Are there anything like this online that could run stuff written for pygame? I know lots of beginners start with Scratch, but having some type of gaming in the browser for Python would be nice.


Although this is true I find these online notebooks awfully slow


I can't see any of them going for the IBM grad scheme though


Pity my blog died so quickly! Can anyone recommend a more robust host? Ideally one with low set up effort.

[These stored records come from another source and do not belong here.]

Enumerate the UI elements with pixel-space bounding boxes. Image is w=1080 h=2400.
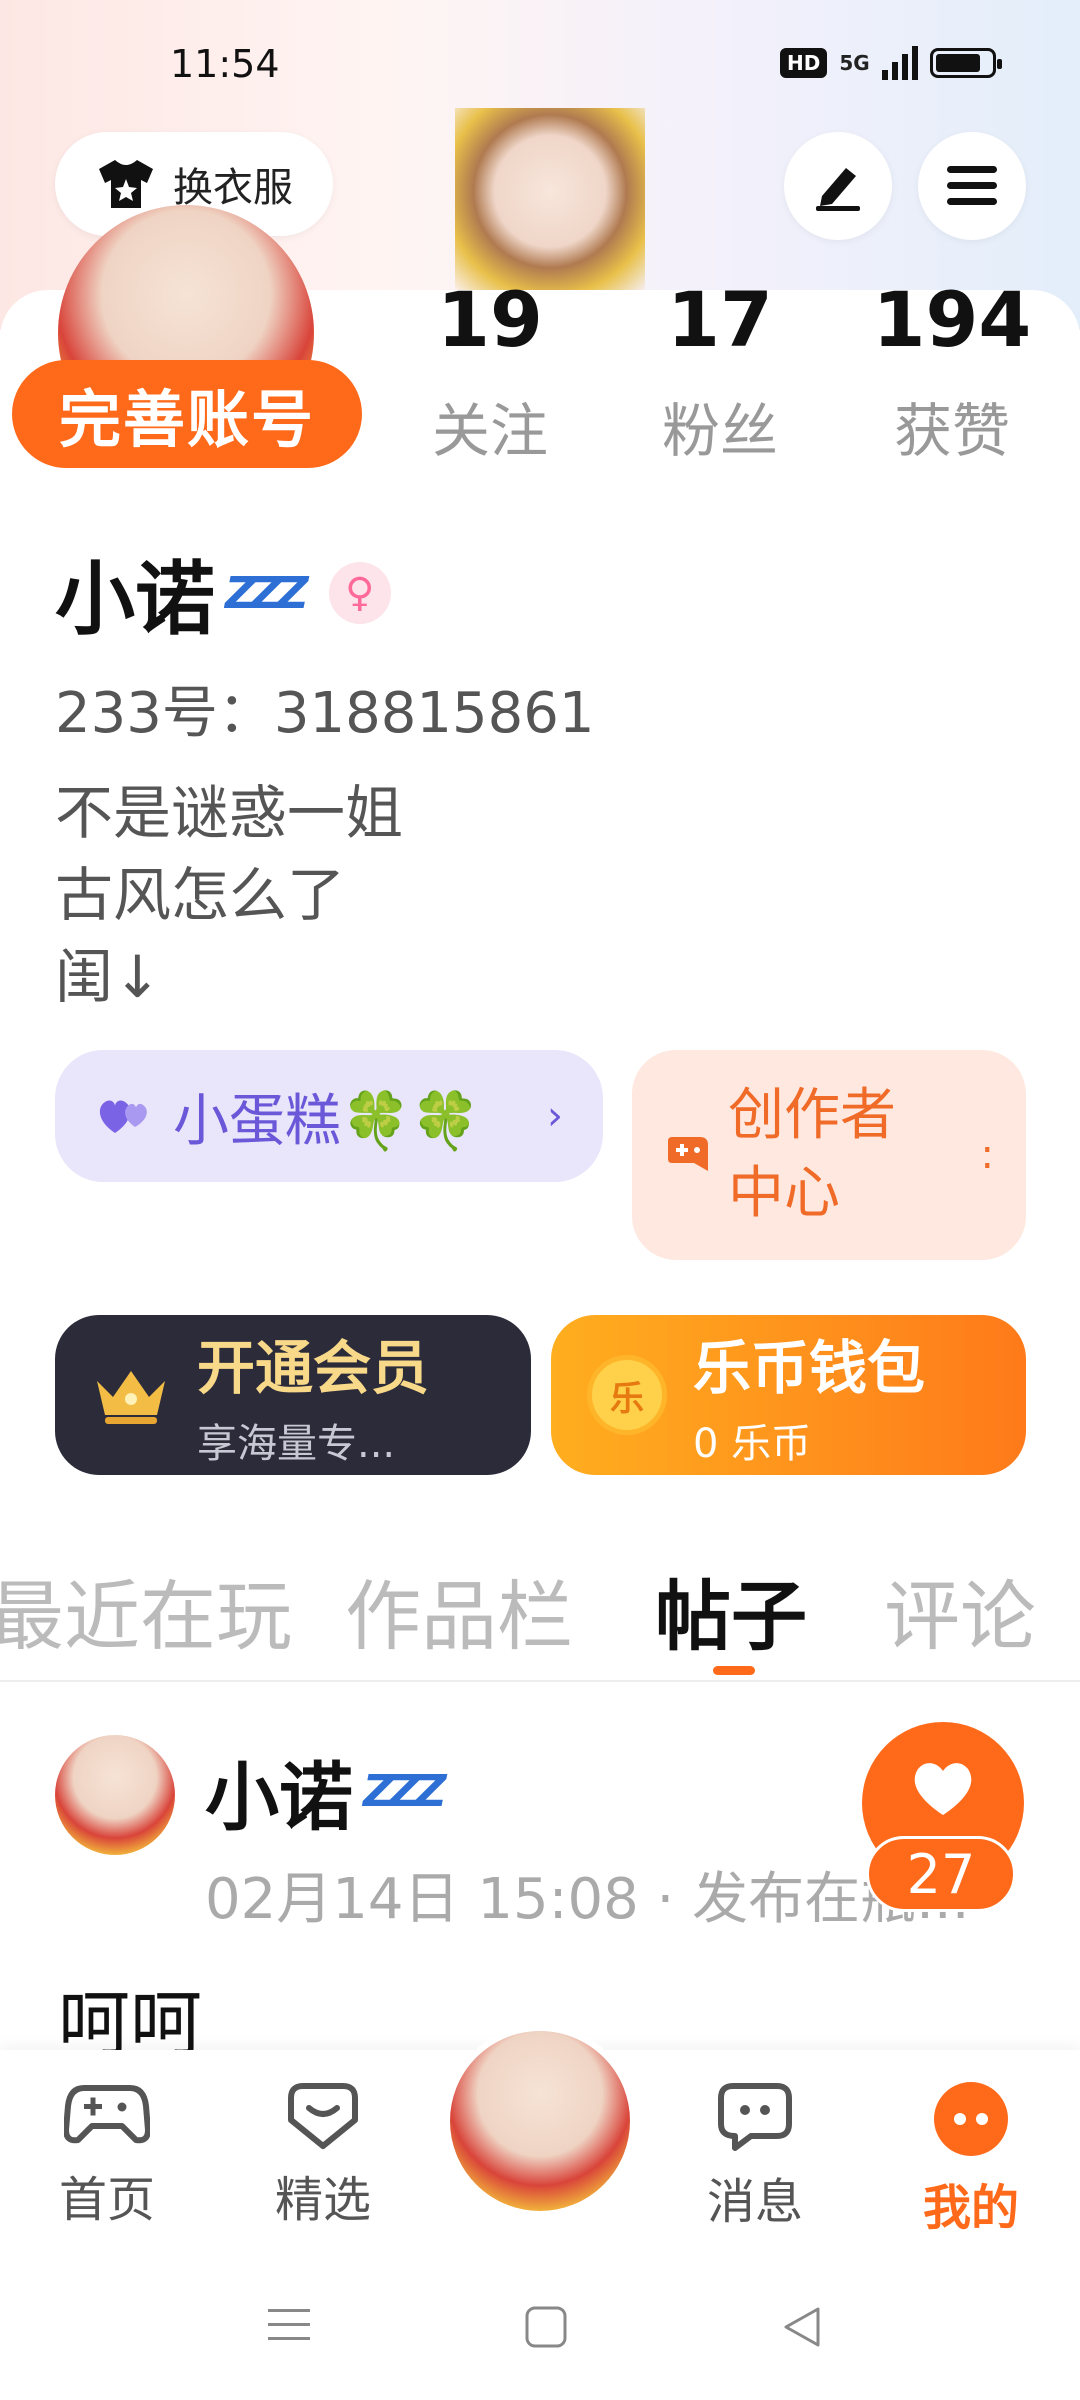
- character-avatar-preview[interactable]: [455, 108, 645, 293]
- wallet-card[interactable]: 乐 乐币钱包 0 乐币: [551, 1315, 1026, 1475]
- square-icon: [525, 2306, 567, 2348]
- message-icon: [718, 2083, 792, 2151]
- following-stat[interactable]: 19 关注: [400, 282, 580, 468]
- game-pad-icon: [668, 1137, 708, 1171]
- back-button[interactable]: [780, 2305, 824, 2353]
- sleep-zzz-icon: ZZZ: [225, 567, 309, 619]
- tab-posts[interactable]: 帖子: [655, 1555, 807, 1665]
- tab-works[interactable]: 作品栏: [345, 1555, 573, 1665]
- pen-icon: [816, 168, 860, 211]
- tabs-divider: [0, 1680, 1080, 1682]
- followers-stat[interactable]: 17 粉丝: [630, 282, 810, 468]
- creator-center-label: 创作者中心: [728, 1083, 896, 1226]
- menu-icon: [947, 166, 997, 205]
- bio-line: 古风怎么了: [55, 861, 346, 929]
- recent-apps-button[interactable]: [266, 2305, 312, 2349]
- heart-chat-icon: [288, 2083, 358, 2149]
- post-author-row: 小诺 ZZZ: [205, 1738, 447, 1845]
- vip-subtitle: 享海量专...: [197, 1421, 396, 1467]
- followers-label: 粉丝: [661, 397, 778, 465]
- home-button[interactable]: [524, 2305, 568, 2353]
- followers-count: 17: [667, 275, 773, 364]
- likes-stat[interactable]: 194 获赞: [862, 282, 1042, 468]
- heart-icon: [914, 1763, 972, 1815]
- bio-line: 不是谜惑一姐: [55, 779, 404, 847]
- tshirt-icon: [99, 160, 153, 208]
- tab-comments[interactable]: 评论: [884, 1555, 1036, 1665]
- crown-icon: [97, 1371, 165, 1424]
- nav-profile-label: 我的: [922, 2180, 1019, 2236]
- post-author-name[interactable]: 小诺: [205, 1738, 353, 1845]
- vip-title: 开通会员: [197, 1334, 430, 1402]
- menu-lines-icon: [268, 2309, 310, 2340]
- user-name: 小诺: [55, 553, 215, 646]
- likes-count: 194: [872, 275, 1032, 364]
- likes-label: 获赞: [893, 397, 1010, 465]
- wallet-title: 乐币钱包: [693, 1334, 926, 1402]
- profile-dots-icon: [934, 2082, 1008, 2156]
- network-5g-icon: 5G: [839, 51, 870, 75]
- nav-featured-label: 精选: [274, 2172, 371, 2228]
- following-label: 关注: [431, 397, 548, 465]
- nav-messages[interactable]: 消息: [680, 2080, 830, 2232]
- signal-icon: [881, 46, 918, 80]
- battery-icon: [929, 48, 1002, 78]
- status-time: 11:54: [170, 42, 280, 86]
- center-avatar-button[interactable]: [444, 2025, 636, 2217]
- bio: 不是谜惑一姐 古风怎么了 闺↓: [55, 772, 403, 1018]
- creator-center-button[interactable]: 创作者中心 :: [632, 1050, 1026, 1260]
- status-icons: HD 5G: [780, 46, 1002, 80]
- coin-icon: 乐: [587, 1355, 667, 1435]
- bio-line: 闺↓: [55, 943, 162, 1011]
- hd-icon: HD: [780, 48, 828, 78]
- gender-female-icon: ♀: [328, 562, 391, 624]
- tab-recently-played[interactable]: 最近在玩: [0, 1555, 292, 1665]
- nav-home[interactable]: 首页: [32, 2080, 182, 2230]
- menu-button[interactable]: [918, 132, 1026, 240]
- chevron-right-icon: ›: [547, 1093, 563, 1139]
- edit-button[interactable]: [784, 132, 892, 240]
- vip-membership-card[interactable]: 开通会员 享海量专...: [55, 1315, 531, 1475]
- content-tabs: 最近在玩 作品栏 帖子 评论: [0, 1555, 1080, 1675]
- name-row: 小诺 ZZZ ♀: [55, 535, 391, 651]
- wallet-balance: 0 乐币: [693, 1421, 812, 1467]
- back-triangle-icon: [784, 2307, 820, 2347]
- nav-featured[interactable]: 精选: [248, 2080, 398, 2230]
- post-author-avatar[interactable]: [55, 1735, 175, 1855]
- fan-group-label: 小蛋糕🍀🍀: [173, 1088, 481, 1154]
- nav-home-label: 首页: [58, 2172, 155, 2228]
- nav-messages-label: 消息: [706, 2174, 803, 2230]
- nav-profile[interactable]: 我的: [896, 2080, 1046, 2238]
- active-tab-indicator: [713, 1666, 755, 1675]
- fan-group-button[interactable]: 小蛋糕🍀🍀 ›: [55, 1050, 603, 1182]
- following-count: 19: [437, 275, 543, 364]
- like-count: 27: [866, 1836, 1016, 1912]
- more-indicator-icon: :: [980, 1132, 994, 1178]
- gamepad-icon: [63, 2085, 151, 2144]
- hearts-icon: [99, 1100, 147, 1133]
- complete-account-button[interactable]: 完善账号: [12, 360, 362, 468]
- sleep-zzz-icon: ZZZ: [363, 1766, 447, 1817]
- user-id: 233号：318815861: [55, 681, 595, 746]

Sticking Cloudflare's free-tier CDN in front of your existing blog will probably help a lot. If nothing else, it'll make a stopgap while you're investigating alternatives.


Agreed!

Though, just a note that if you use them, you need to use them as your nameservers for your domain (the whole domain) (at least for the free tier)

... maybe doesn't matter for most people, but something that's put me off massively :D


I am certain this is not true, as I only use them for a subdomain CDN for hosting my static site, and don’t use them for any of my other dynamic sites that are on the same parent domain.

Maybe what you say was true at one point. I only set up a static site and used Cloudflare to front it within the last couple of months.


Are you using the free version?

When I set it up a couple of years ago, it was a hard requirement and looking at their features, it still seems to be the case: https://www.cloudflare.com/plans/#overview (under 'Custom Nameservers')

And, as per (https://support.cloudflare.com/hc/en-us/articles/36001742119... and https://developers.cloudflare.com/dns/zone-setups/partial-se...), they state that 'partial DNS' (i.e. using a CNAME to point to them) is only supported by Business and Enterprise plans.

Some other people asking this question: * https://webmasters.stackexchange.com/questions/43719/is-it-p... * https://stackoverflow.com/questions/18422998/cloudflare-or-i...

When I tested a while back, I couldn't setup a subdomain in cloudflare, it only allowed me to setup the root domain. When I did this and just updated the NS records for the subdomain to point to cloudflare, their validation of the nameserver change never passed (since I only set NS records on the subdomain level).

I'm not trying to argue for arguing sake, just trying to show why I thought/said what I originally said :)

Honestly, if this does now work, or there's a way around it, I'll be really happy as I could switch a couple of subdomains to them :D


Pretty sure that is not true.


it's pretty much step one of signing up with cloudlare - how else are they going to control visitors?


We had one of the subdomains protected with CF DDOS protection and we only had to setup a CNAME record on our own DNS that pointed to their servers.


Fly.io can host instances of whatever (any kind of Docker container, so Ghost and Wordpress aren’t hard) and has a good free tier. You can also use Netlify or GitHub Pages or Cloudflare Pages for free static hosting, if you don’t need anything special. Wordpress.com is pretty low effort. I think all of these can do custom domains in their free tier.


I’m a big fan of Netlify and Gifhub pages, finding 11ty was a huge win: https://www.11ty.dev/

Netlify offer a version of 11ty that includes a hosted CMS editing tool and it’s all hosted for free for basic access.

Use this as the Netlify CMS optimised version of 11ty as your starter: https://www.netlifycms.org/


You can host a static site out of an S3 bucket.

https://docs.aws.amazon.com/AmazonS3/latest/userguide/Websit...


wordpress.com? i mean, that's their core business, right?


It did have a solution. However, the packs all contained different information. Once this information was shared, an individual could solve the puzzle fairly easily. Group dynamics tended to block this though.